Tesco eyes property potential
Tesco Plc shares leapt to a new high on a newspaper report that it was looking to extract more value from its property assets, but Britain's biggest retailer said yesterday it had no immediate plans. "We are always looking at the different...
Tesco Plc shares leapt to a new high on a newspaper report that it was looking to extract more value from its property assets, but Britain's biggest retailer said yesterday it had no immediate plans.
"We are always looking at the different possibilities and of course we won't rule anything out, but there is nothing major on the cards right now," Tesco spokesman Jonathan Church said.
Tesco shares jumped almost five per cent to a new high of £3.51 in early trade after the Daily Telegraph quoted Finance Director Andrew Higginson as saying the supermarket giant would look at placing its £12 billion freehold property into a real estate investment trust (REIT).

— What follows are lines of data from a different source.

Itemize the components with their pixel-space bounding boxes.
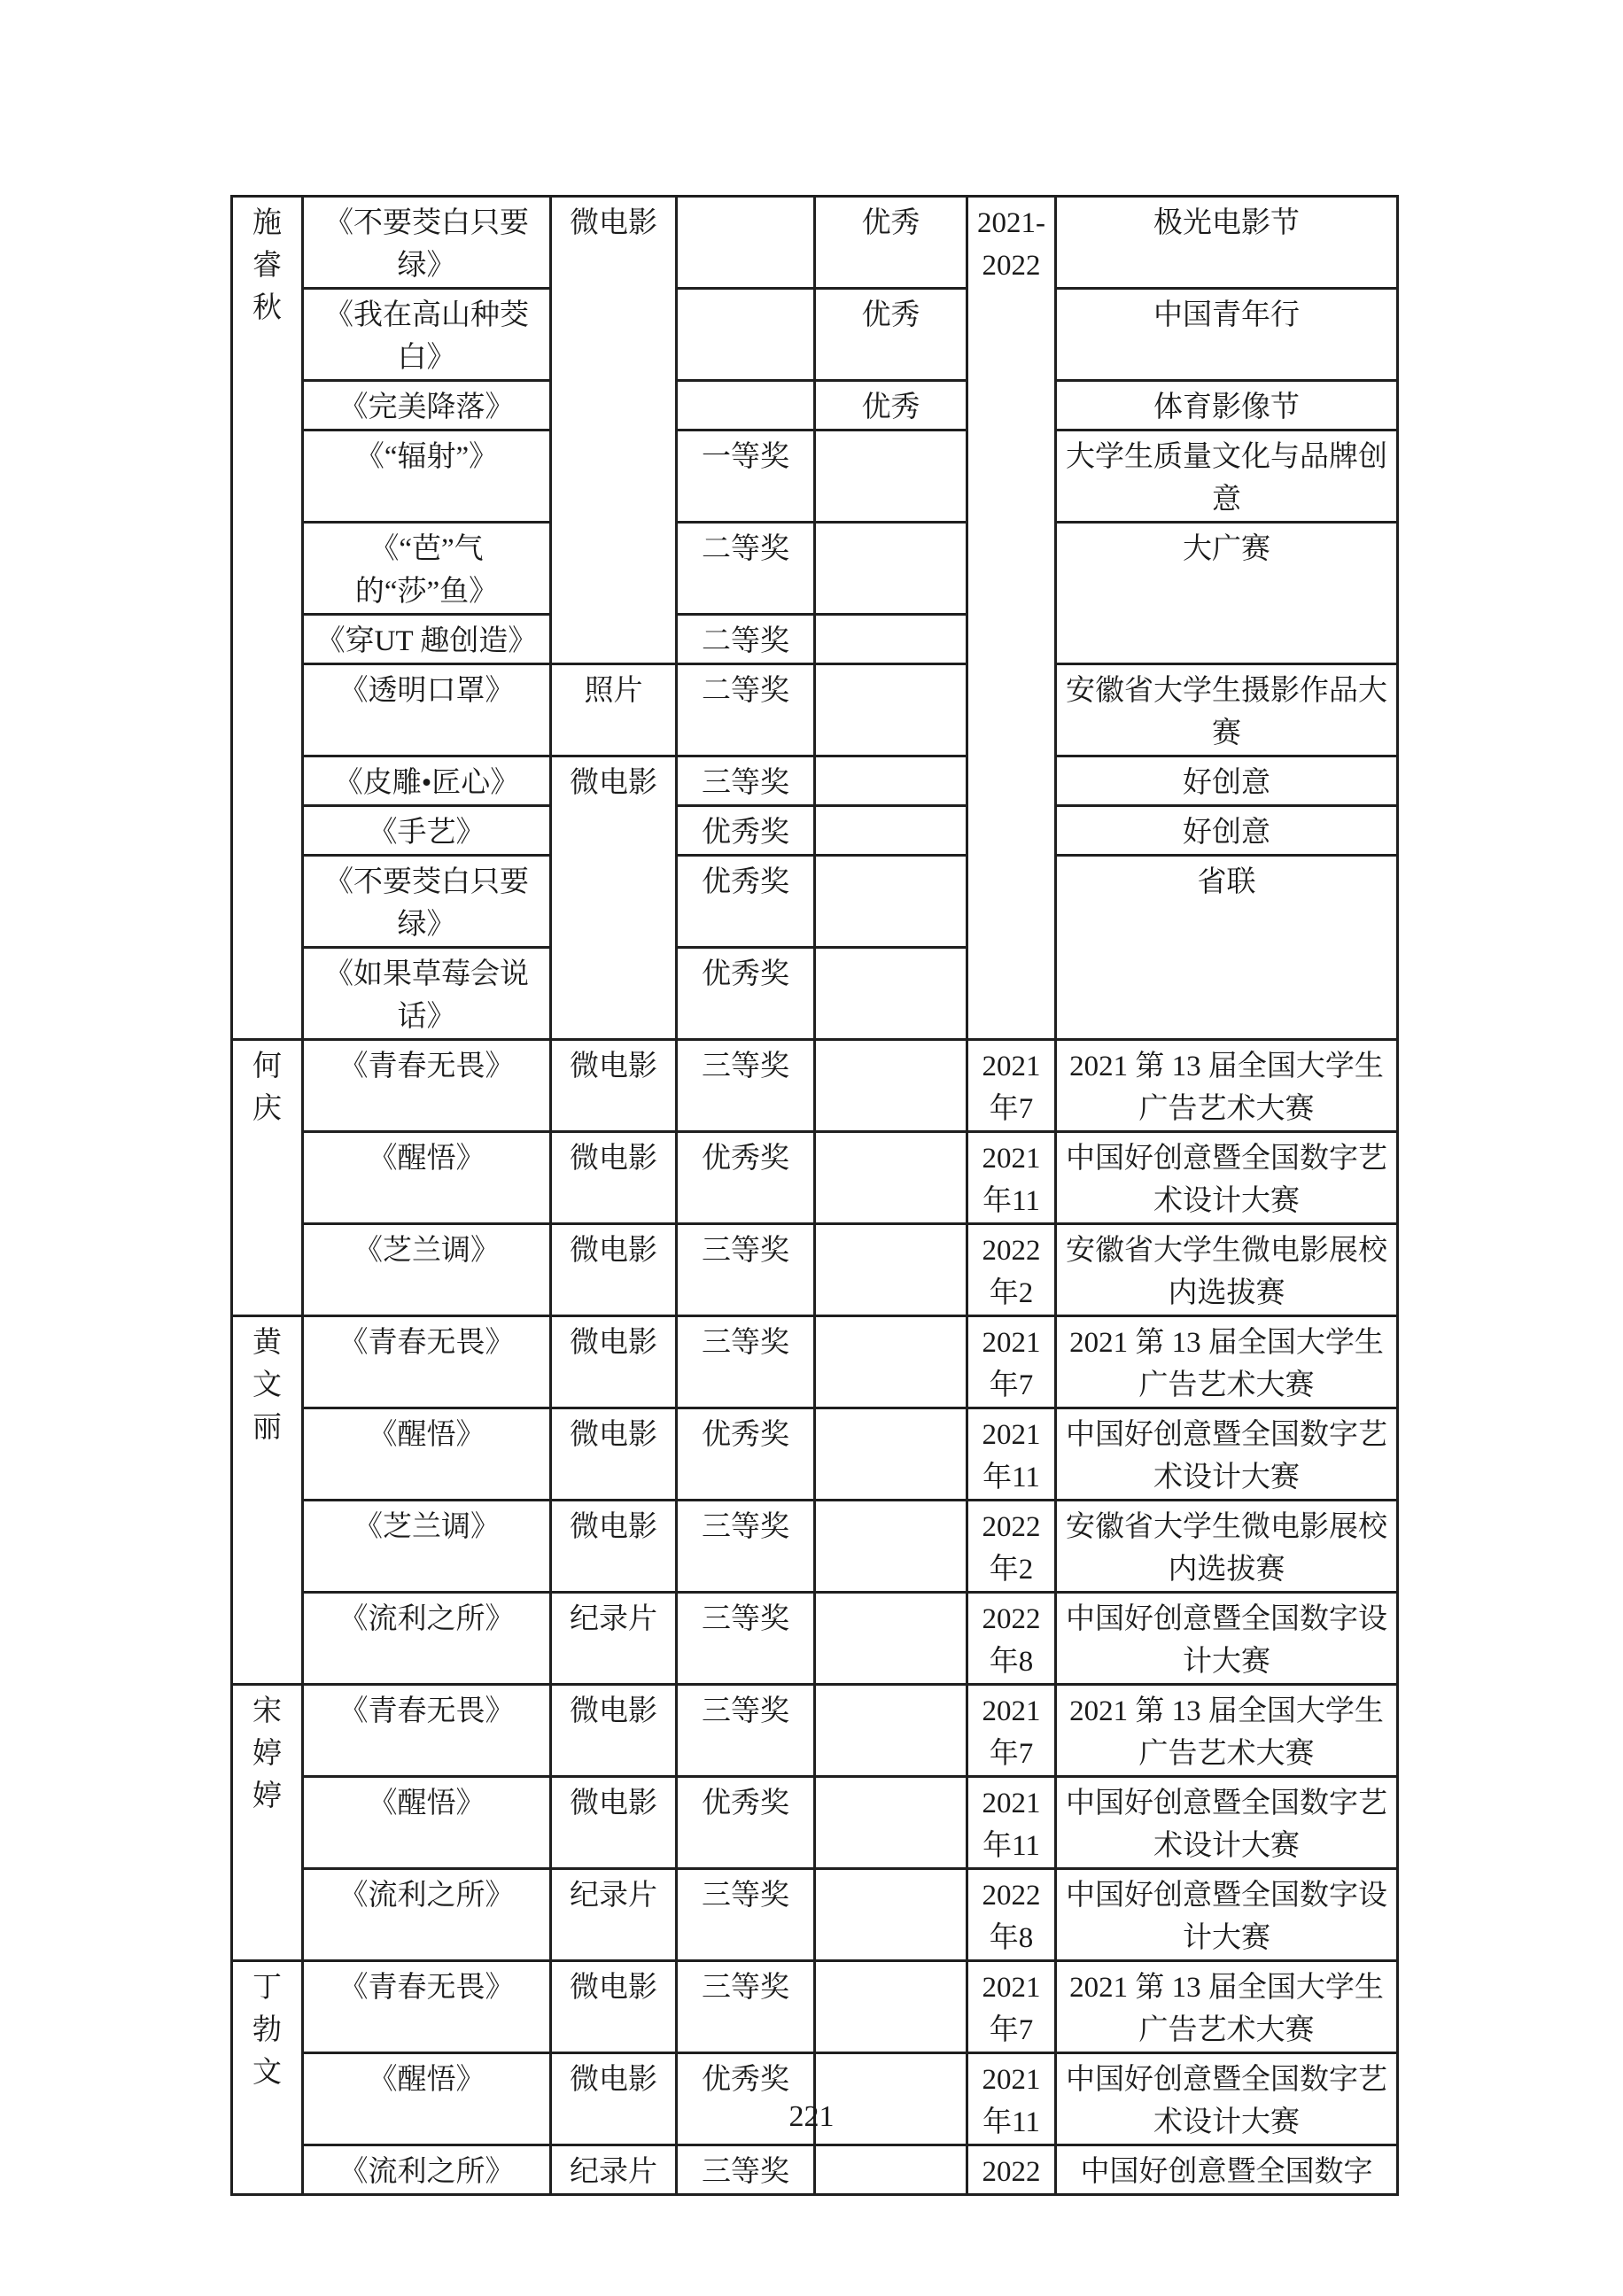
cell-date: 2021年7 <box>967 1040 1056 1132</box>
cell-award-note <box>815 1224 967 1316</box>
cell-work-type: 微电影 <box>551 1501 677 1593</box>
cell-date: 2021年11 <box>967 2053 1056 2145</box>
cell-work-title: 《醒悟》 <box>303 1408 551 1501</box>
cell-work-title: 《青春无畏》 <box>303 1961 551 2053</box>
cell-award-note <box>815 1593 967 1685</box>
cell-date: 2022 <box>967 2145 1056 2195</box>
cell-award: 三等奖 <box>677 1685 815 1777</box>
cell-award: 三等奖 <box>677 1224 815 1316</box>
cell-award-note <box>815 523 967 615</box>
table-row: 丁勃文 《青春无畏》 微电影 三等奖 2021年7 2021 第 13 届全国大… <box>232 1961 1398 2053</box>
cell-award-note <box>815 856 967 948</box>
cell-author: 施睿秋 <box>232 197 303 1040</box>
cell-award: 优秀奖 <box>677 1408 815 1501</box>
cell-competition: 大广赛 <box>1056 523 1398 664</box>
table-row: 《不要茭白只要绿》 优秀奖 省联 <box>232 856 1398 948</box>
table-row: 施睿秋 《不要茭白只要绿》 微电影 优秀 2021-2022 极光电影节 <box>232 197 1398 289</box>
cell-date: 2022年2 <box>967 1224 1056 1316</box>
cell-competition: 2021 第 13 届全国大学生广告艺术大赛 <box>1056 1316 1398 1408</box>
cell-work-type: 微电影 <box>551 1316 677 1408</box>
table-row: 《芝兰调》 微电影 三等奖 2022年2 安徽省大学生微电影展校内选拔赛 <box>232 1224 1398 1316</box>
cell-work-title: 《透明口罩》 <box>303 664 551 756</box>
table-row: 《流利之所》 纪录片 三等奖 2022年8 中国好创意暨全国数字设计大赛 <box>232 1593 1398 1685</box>
cell-award: 优秀奖 <box>677 806 815 856</box>
cell-work-type: 微电影 <box>551 1132 677 1224</box>
table-row: 《完美降落》 优秀 体育影像节 <box>232 381 1398 430</box>
cell-competition: 中国青年行 <box>1056 289 1398 381</box>
cell-date: 2021年11 <box>967 1777 1056 1869</box>
table-row: 何庆 《青春无畏》 微电影 三等奖 2021年7 2021 第 13 届全国大学… <box>232 1040 1398 1132</box>
cell-competition: 2021 第 13 届全国大学生广告艺术大赛 <box>1056 1040 1398 1132</box>
table-row: 《皮雕•匠心》 微电影 三等奖 好创意 <box>232 756 1398 806</box>
cell-award: 三等奖 <box>677 756 815 806</box>
cell-work-type: 纪录片 <box>551 1593 677 1685</box>
cell-work-title: 《如果草莓会说话》 <box>303 948 551 1040</box>
cell-award-note <box>815 2145 967 2195</box>
cell-competition: 好创意 <box>1056 756 1398 806</box>
table-row: 宋婷婷 《青春无畏》 微电影 三等奖 2021年7 2021 第 13 届全国大… <box>232 1685 1398 1777</box>
cell-award: 优秀奖 <box>677 948 815 1040</box>
cell-award-note: 优秀 <box>815 381 967 430</box>
cell-competition: 中国好创意暨全国数字设计大赛 <box>1056 1593 1398 1685</box>
cell-award: 三等奖 <box>677 1869 815 1961</box>
cell-award: 三等奖 <box>677 1593 815 1685</box>
cell-work-type: 纪录片 <box>551 1869 677 1961</box>
cell-award <box>677 197 815 289</box>
cell-competition: 安徽省大学生微电影展校内选拔赛 <box>1056 1224 1398 1316</box>
cell-work-title: 《流利之所》 <box>303 1593 551 1685</box>
cell-author: 黄文丽 <box>232 1316 303 1685</box>
awards-table: 施睿秋 《不要茭白只要绿》 微电影 优秀 2021-2022 极光电影节 《我在… <box>230 195 1399 2196</box>
cell-work-title: 《“辐射”》 <box>303 430 551 523</box>
cell-date: 2022年8 <box>967 1593 1056 1685</box>
table-row: 《流利之所》 纪录片 三等奖 2022年8 中国好创意暨全国数字设计大赛 <box>232 1869 1398 1961</box>
cell-award-note: 优秀 <box>815 197 967 289</box>
cell-work-title: 《不要茭白只要绿》 <box>303 197 551 289</box>
cell-work-title: 《流利之所》 <box>303 2145 551 2195</box>
cell-award-note: 优秀 <box>815 289 967 381</box>
cell-award: 三等奖 <box>677 1316 815 1408</box>
cell-award-note <box>815 1316 967 1408</box>
cell-award-note <box>815 1408 967 1501</box>
cell-award: 优秀奖 <box>677 1777 815 1869</box>
cell-award-note <box>815 806 967 856</box>
cell-work-type: 微电影 <box>551 2053 677 2145</box>
cell-work-type: 照片 <box>551 664 677 756</box>
cell-work-title: 《醒悟》 <box>303 2053 551 2145</box>
cell-work-type: 微电影 <box>551 197 677 664</box>
cell-award-note <box>815 948 967 1040</box>
document-page: 施睿秋 《不要茭白只要绿》 微电影 优秀 2021-2022 极光电影节 《我在… <box>0 0 1623 2296</box>
cell-work-type: 纪录片 <box>551 2145 677 2195</box>
page-number: 221 <box>789 2099 835 2135</box>
cell-competition: 中国好创意暨全国数字艺术设计大赛 <box>1056 1777 1398 1869</box>
table-row: 《醒悟》 微电影 优秀奖 2021年11 中国好创意暨全国数字艺术设计大赛 <box>232 1132 1398 1224</box>
cell-award-note <box>815 615 967 664</box>
cell-competition: 好创意 <box>1056 806 1398 856</box>
table-row: 《流利之所》 纪录片 三等奖 2022 中国好创意暨全国数字 <box>232 2145 1398 2195</box>
cell-award-note <box>815 664 967 756</box>
cell-date: 2021年7 <box>967 1961 1056 2053</box>
cell-competition: 中国好创意暨全国数字 <box>1056 2145 1398 2195</box>
cell-award-note <box>815 1501 967 1593</box>
cell-work-title: 《完美降落》 <box>303 381 551 430</box>
cell-competition: 极光电影节 <box>1056 197 1398 289</box>
cell-work-title: 《不要茭白只要绿》 <box>303 856 551 948</box>
cell-work-title: 《手艺》 <box>303 806 551 856</box>
cell-work-type: 微电影 <box>551 1224 677 1316</box>
cell-award: 优秀奖 <box>677 1132 815 1224</box>
cell-work-title: 《芝兰调》 <box>303 1224 551 1316</box>
cell-date: 2021-2022 <box>967 197 1056 1040</box>
cell-work-title: 《皮雕•匠心》 <box>303 756 551 806</box>
cell-award: 二等奖 <box>677 664 815 756</box>
cell-award: 三等奖 <box>677 1961 815 2053</box>
cell-work-title: 《青春无畏》 <box>303 1685 551 1777</box>
cell-award-note <box>815 756 967 806</box>
cell-competition: 省联 <box>1056 856 1398 1040</box>
cell-author: 何庆 <box>232 1040 303 1316</box>
cell-date: 2021年7 <box>967 1316 1056 1408</box>
cell-award-note <box>815 1961 967 2053</box>
cell-author: 丁勃文 <box>232 1961 303 2195</box>
cell-work-type: 微电影 <box>551 1408 677 1501</box>
cell-competition: 体育影像节 <box>1056 381 1398 430</box>
cell-award: 二等奖 <box>677 523 815 615</box>
cell-competition: 安徽省大学生微电影展校内选拔赛 <box>1056 1501 1398 1593</box>
cell-competition: 大学生质量文化与品牌创意 <box>1056 430 1398 523</box>
cell-work-title: 《“芭”气的“莎”鱼》 <box>303 523 551 615</box>
table-row: 《透明口罩》 照片 二等奖 安徽省大学生摄影作品大赛 <box>232 664 1398 756</box>
cell-award <box>677 289 815 381</box>
cell-award-note <box>815 1040 967 1132</box>
cell-work-title: 《青春无畏》 <box>303 1040 551 1132</box>
cell-competition: 中国好创意暨全国数字艺术设计大赛 <box>1056 1408 1398 1501</box>
cell-award-note <box>815 1132 967 1224</box>
cell-work-title: 《我在高山种茭白》 <box>303 289 551 381</box>
cell-award: 三等奖 <box>677 1040 815 1132</box>
cell-date: 2021年7 <box>967 1685 1056 1777</box>
cell-award-note <box>815 430 967 523</box>
cell-competition: 中国好创意暨全国数字设计大赛 <box>1056 1869 1398 1961</box>
cell-competition: 2021 第 13 届全国大学生广告艺术大赛 <box>1056 1961 1398 2053</box>
cell-work-type: 微电影 <box>551 1040 677 1132</box>
cell-award-note <box>815 1777 967 1869</box>
cell-award: 优秀奖 <box>677 856 815 948</box>
cell-award-note <box>815 1685 967 1777</box>
cell-work-title: 《流利之所》 <box>303 1869 551 1961</box>
cell-work-type: 微电影 <box>551 1777 677 1869</box>
cell-work-title: 《穿UT 趣创造》 <box>303 615 551 664</box>
cell-award-note <box>815 1869 967 1961</box>
cell-award <box>677 381 815 430</box>
cell-award-note <box>815 2053 967 2145</box>
cell-work-type: 微电影 <box>551 756 677 1040</box>
table-row: 《我在高山种茭白》 优秀 中国青年行 <box>232 289 1398 381</box>
cell-competition: 2021 第 13 届全国大学生广告艺术大赛 <box>1056 1685 1398 1777</box>
cell-work-title: 《青春无畏》 <box>303 1316 551 1408</box>
cell-award: 二等奖 <box>677 615 815 664</box>
cell-award: 三等奖 <box>677 2145 815 2195</box>
cell-competition: 中国好创意暨全国数字艺术设计大赛 <box>1056 2053 1398 2145</box>
cell-work-title: 《醒悟》 <box>303 1132 551 1224</box>
cell-award: 一等奖 <box>677 430 815 523</box>
table-row: 《芝兰调》 微电影 三等奖 2022年2 安徽省大学生微电影展校内选拔赛 <box>232 1501 1398 1593</box>
table-row: 黄文丽 《青春无畏》 微电影 三等奖 2021年7 2021 第 13 届全国大… <box>232 1316 1398 1408</box>
table-row: 《醒悟》 微电影 优秀奖 2021年11 中国好创意暨全国数字艺术设计大赛 <box>232 1408 1398 1501</box>
cell-work-type: 微电影 <box>551 1961 677 2053</box>
table-row: 《“芭”气的“莎”鱼》 二等奖 大广赛 <box>232 523 1398 615</box>
cell-award: 三等奖 <box>677 1501 815 1593</box>
cell-competition: 安徽省大学生摄影作品大赛 <box>1056 664 1398 756</box>
cell-competition: 中国好创意暨全国数字艺术设计大赛 <box>1056 1132 1398 1224</box>
cell-work-title: 《醒悟》 <box>303 1777 551 1869</box>
cell-date: 2022年8 <box>967 1869 1056 1961</box>
cell-work-title: 《芝兰调》 <box>303 1501 551 1593</box>
table-row: 《醒悟》 微电影 优秀奖 2021年11 中国好创意暨全国数字艺术设计大赛 <box>232 1777 1398 1869</box>
cell-date: 2021年11 <box>967 1132 1056 1224</box>
cell-author: 宋婷婷 <box>232 1685 303 1961</box>
cell-date: 2021年11 <box>967 1408 1056 1501</box>
cell-date: 2022年2 <box>967 1501 1056 1593</box>
table-row: 《手艺》 优秀奖 好创意 <box>232 806 1398 856</box>
table-row: 《“辐射”》 一等奖 大学生质量文化与品牌创意 <box>232 430 1398 523</box>
cell-work-type: 微电影 <box>551 1685 677 1777</box>
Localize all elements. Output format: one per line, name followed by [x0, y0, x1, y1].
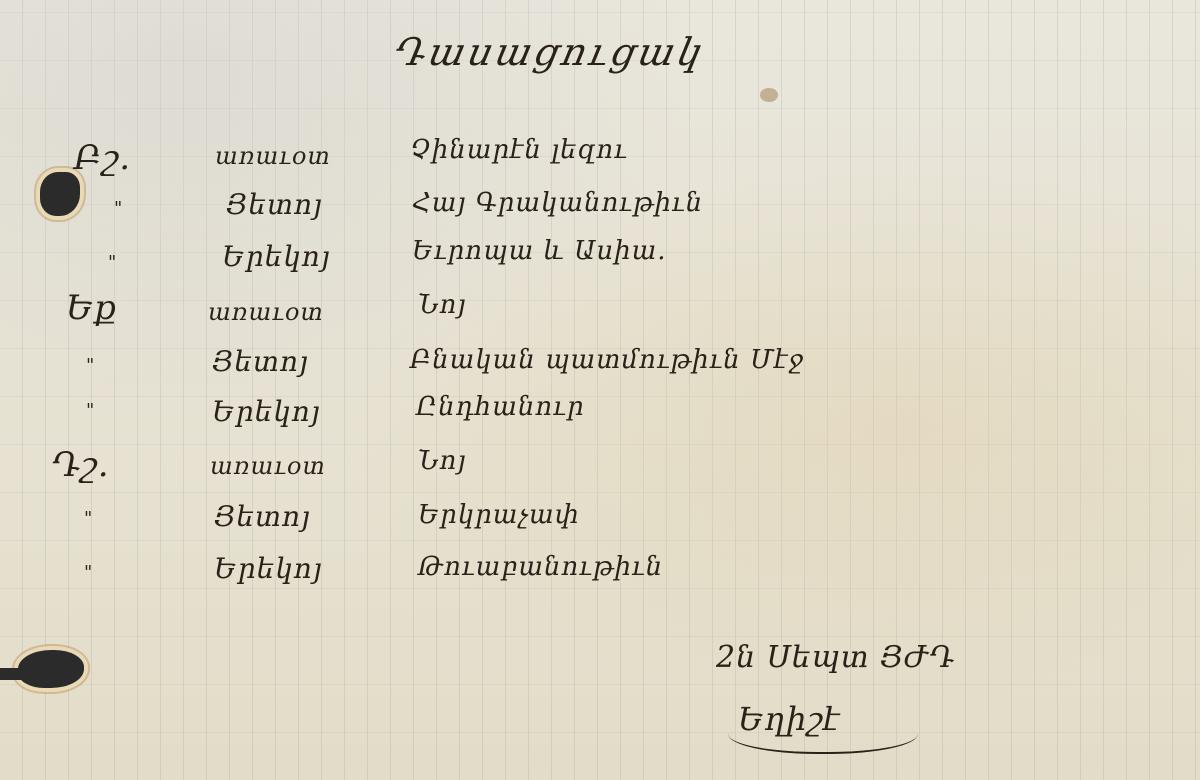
row-time: Յետոյ [212, 345, 309, 378]
row-time: Երեկոյ [222, 240, 331, 273]
row-day-ditto: " [84, 508, 93, 529]
paper-hole-top [40, 172, 80, 216]
row-time: առաւօտ [208, 298, 324, 326]
paper-hole-bottom [18, 650, 84, 688]
document-title: Դասացուցակ [390, 30, 709, 74]
row-time: Երեկոյ [214, 552, 323, 585]
row-subject: Հայ Գրականութիւն [412, 188, 703, 218]
row-subject: Ընդհանուր [416, 392, 585, 422]
row-subject: Եւրոպա և Ասիա. [412, 236, 667, 266]
paper-sheet [0, 0, 1200, 780]
row-day-ditto: " [86, 400, 95, 421]
row-subject: Բնական պատմութիւն Մէջ [410, 345, 804, 375]
row-subject: Չինարէն լեզու [410, 135, 628, 165]
row-day: Եք [66, 288, 117, 328]
row-day-ditto: " [114, 198, 123, 219]
row-day: Բշ. [74, 138, 131, 178]
row-time: Երեկոյ [212, 395, 321, 428]
row-day: Դշ. [52, 445, 110, 485]
row-subject: Երկրաչափ [418, 500, 580, 530]
row-subject: Նոյ [418, 290, 467, 320]
row-day-ditto: " [86, 355, 95, 376]
row-time: Յետոյ [214, 500, 311, 533]
row-time: առաւօտ [210, 452, 326, 480]
row-subject: Թուաբանութիւն [418, 552, 663, 582]
row-day-ditto: " [84, 562, 93, 583]
row-time: Յետոյ [226, 188, 323, 221]
ink-stain [760, 88, 778, 102]
paper-tear-bottom [0, 668, 24, 680]
row-time: առաւօտ [215, 142, 331, 170]
row-subject: Նոյ [418, 446, 467, 476]
document-date: 2ն Սեպտ ՅԺԴ [716, 640, 955, 675]
row-day-ditto: " [108, 252, 117, 273]
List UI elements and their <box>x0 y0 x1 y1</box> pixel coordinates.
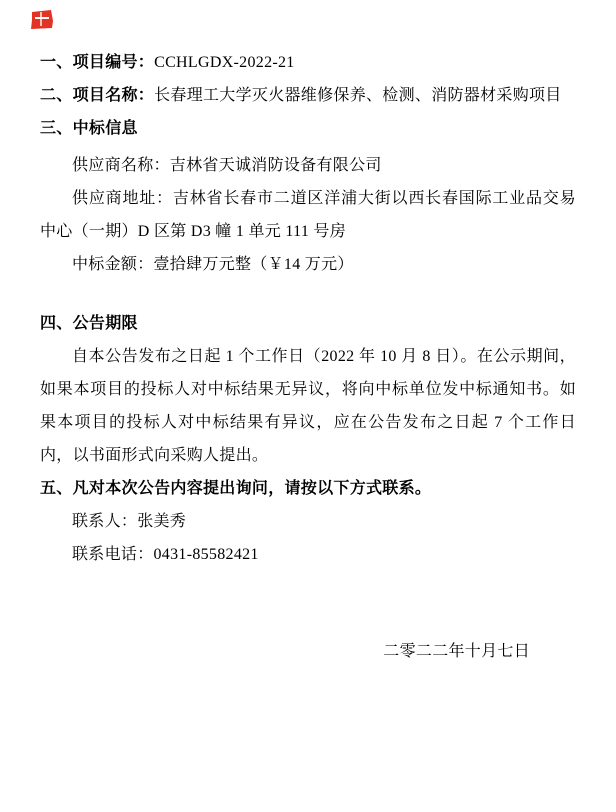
section-5-heading-inquiry-contact: 五、凡对本次公告内容提出询问，请按以下方式联系。 <box>40 472 576 505</box>
section-2-project-name-line: 二、项目名称：长春理工大学灭火器维修保养、检测、消防器材采购项目 <box>40 79 576 112</box>
supplier-name-line: 供应商名称：吉林省天诚消防设备有限公司 <box>40 149 576 182</box>
section-3-heading-award-info: 三、中标信息 <box>40 112 576 145</box>
contact-person-line: 联系人：张美秀 <box>40 505 576 538</box>
supplier-address-line: 供应商地址：吉林省长春市二道区洋浦大街以西长春国际工业品交易中心（一期）D 区第… <box>40 182 576 248</box>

This would allow Tesco to place its property into a separately quoted vehicle and use money raised from selling shares in that entity to buy back its shares, the paper said.
"We're obviously interested (in REITs) in the sense that we're a big property company," the Daily Telegraph quoted Tesco's Higginson as saying. "We've got people looking at whether it's a good idea."
The government set out the terms for REITs in its annual budget last week, with a view to introducing them in January.
It proposed that REITs will be quoted property vehicles which distribute 90 per cent of their income to shareholders in return for not paying any corporate tax. A charge of two per cent of gross assets will be levied on creation of the REIT.
"This should certainly refocus investor attention on the very strong asset backing which Tesco enjoys," Numis Securities analyst Steve Davies wrote in a research note.
Private equity firms have long been attracted to buying retailers to tap the value of their property portfolios and store groups are increasingly looking at ways of extracting value themselves.
Earlier this week, rival supermarket group J Sainsbury Plc sold two mortgage-backed securities worth £2.1 billion. It used the proceeds to buy back £1.7 billion of outstanding bonds and wipe £350 million off its pension deficit.
"We estimate that Tesco has capacity to comfortably put £9-10 billion of property into a REIT, generating around 6 billion pounds in proceeds for share buy-back and then spin off the REIT directly to existing Tesco shareholders," analysts at Goldman Sachs wrote in a research note.
Tesco would then lease back the property from the REIT at market rates for 20 to 25-year terms, they suggested.